Y su tono irritó a Levin, porque parecía dar a comprender que él no tenía autoridad para ocuparse de filosofía.

–Ahora te lo diré yo –repuso ya acalorado–. Supongo que el móvil de todos nuestros actos es, en resumen, nuestra felicidad personal. Y en la institución del zemstvo, yo, como noble, no veo nada que pueda favorecer mi bienestar. Por ello los caminos no son mejores ni pueden mejorarse. Además, mis caballos me llevan muy bien por los caminos mal arregla­dos. No necesito al médico ni al puesto sanitario. Tampoco necesito al juez del distrito, a quien nunca me he dirigido ni dirigiré. No sólo no necesito escuelas, sino que me perjudi­can, según lo he demostrado. Para mí, el zemstvo se reduce a tener que pagar dieciocho copecks por deciatina de tierra, a la obligación de ir a la ciudad a pasar una noche en cuartos con insectos y luego a tener que oír necedades y disparates. Mi in­terés personal no me aconseja soportar eso.

–Permíteme –interrumpió Sergio Ivanovich, sonriendo–. El interés personal no nos aconsejaba procurar la liberación de los siervos y, sin embargo, lo hemos procurado.

–¡No! –interrumpió Constantino Levin, animándose–. La liberación de los siervos era otra cosa. Allí había un interés personal. Queríamos quitar un yugo que nos oprimía a toda la gente buena. Pero ser vocal de un consejo para deliberar sobre cuántos deshollinadores son necesarios y sobre la necesidad de instalar tuberías en la ciudad en la que no vivo; tener, como vocal, que juzgar a un aldeano que robó un jamón, escu­chando durante seis horas las tonterías que sueltan defensores y fiscales, mientras el presidente pregunta, por ejemplo, a mi viejo Alecha el tonto: «¿Reconoce usted, señor acusado, el hecho de haber robado el jamón?», y Alecha el tonto contesta: «¿Qué...?».

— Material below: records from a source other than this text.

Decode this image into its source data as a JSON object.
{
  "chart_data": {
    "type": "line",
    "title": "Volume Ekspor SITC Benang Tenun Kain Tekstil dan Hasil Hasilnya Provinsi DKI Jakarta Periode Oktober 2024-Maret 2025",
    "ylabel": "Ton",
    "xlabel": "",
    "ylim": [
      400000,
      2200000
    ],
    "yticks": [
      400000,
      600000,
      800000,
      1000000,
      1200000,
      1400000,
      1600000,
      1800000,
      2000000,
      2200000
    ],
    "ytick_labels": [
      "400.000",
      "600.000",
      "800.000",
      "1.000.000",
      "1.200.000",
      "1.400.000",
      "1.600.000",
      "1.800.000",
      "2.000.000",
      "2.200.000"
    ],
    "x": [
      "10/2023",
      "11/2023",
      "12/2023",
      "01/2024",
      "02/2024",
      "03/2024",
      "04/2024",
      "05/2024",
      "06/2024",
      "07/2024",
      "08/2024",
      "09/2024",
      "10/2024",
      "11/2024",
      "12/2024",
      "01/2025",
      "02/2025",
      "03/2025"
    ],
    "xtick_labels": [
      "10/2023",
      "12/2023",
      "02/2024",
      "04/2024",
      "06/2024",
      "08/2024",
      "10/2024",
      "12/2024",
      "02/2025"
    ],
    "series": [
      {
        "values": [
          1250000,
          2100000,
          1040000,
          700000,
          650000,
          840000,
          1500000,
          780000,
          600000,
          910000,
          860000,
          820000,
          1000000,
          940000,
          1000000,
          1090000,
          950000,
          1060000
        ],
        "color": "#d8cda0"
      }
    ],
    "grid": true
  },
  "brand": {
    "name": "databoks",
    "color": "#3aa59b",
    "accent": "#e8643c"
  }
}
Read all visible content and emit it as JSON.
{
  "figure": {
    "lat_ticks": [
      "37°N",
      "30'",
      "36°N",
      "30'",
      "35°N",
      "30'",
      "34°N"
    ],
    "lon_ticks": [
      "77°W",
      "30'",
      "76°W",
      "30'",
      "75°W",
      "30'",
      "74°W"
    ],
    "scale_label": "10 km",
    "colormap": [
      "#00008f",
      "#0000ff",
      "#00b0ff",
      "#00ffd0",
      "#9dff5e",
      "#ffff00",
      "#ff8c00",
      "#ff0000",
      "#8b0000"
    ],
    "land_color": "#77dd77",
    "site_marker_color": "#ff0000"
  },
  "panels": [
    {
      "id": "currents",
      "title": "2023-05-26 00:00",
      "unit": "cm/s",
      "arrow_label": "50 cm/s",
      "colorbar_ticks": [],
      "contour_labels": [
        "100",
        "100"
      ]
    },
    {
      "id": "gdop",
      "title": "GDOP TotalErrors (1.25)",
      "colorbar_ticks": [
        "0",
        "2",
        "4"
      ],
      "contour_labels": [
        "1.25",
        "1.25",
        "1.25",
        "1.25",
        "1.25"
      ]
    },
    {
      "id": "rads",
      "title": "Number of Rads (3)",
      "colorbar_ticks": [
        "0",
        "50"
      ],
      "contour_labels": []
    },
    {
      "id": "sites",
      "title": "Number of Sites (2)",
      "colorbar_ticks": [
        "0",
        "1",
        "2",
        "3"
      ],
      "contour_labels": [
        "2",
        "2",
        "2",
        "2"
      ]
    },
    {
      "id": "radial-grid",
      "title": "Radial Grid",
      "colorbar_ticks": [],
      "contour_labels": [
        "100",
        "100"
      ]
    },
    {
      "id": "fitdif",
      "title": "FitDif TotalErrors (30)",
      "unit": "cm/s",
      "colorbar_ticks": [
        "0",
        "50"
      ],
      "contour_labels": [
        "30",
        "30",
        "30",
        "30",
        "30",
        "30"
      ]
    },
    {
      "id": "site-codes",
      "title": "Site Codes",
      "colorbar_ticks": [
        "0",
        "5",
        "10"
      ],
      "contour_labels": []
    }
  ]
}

Constantino Levin, ya lanzado por este camino, comenzó a imitar al presidente y a Alecha el tonto, como si todo ello tu­viera alguna relación con lo que decían.

Sergio Ivanovich se encogió de hombros.

–¿Qué quieres decir?

–Quiero decir que los derechos que mi... que son... que tratan de mis intereses, los defenderé con todas mis fuerzas. Cuando los gendarmes registraban nuestras habitaciones de estudiantes y leían nuestros periódicos, estaba, como estoy ahora, dispuesto a defender mis derechos a la libertad y la cul­tura. Me intereso por el servicio militar obligatorio, que afecta a mis hijos, a mis hermanos, a mí mismo, y estoy dispuesto a discutir sobre él cuanto haga falta, pero no puedo juzgar sobre cómo han de distribuirse los fondos del zemstvo ni sentenciar a Alecha el tonto. No comprendo todo eso y no puedo hacerlo.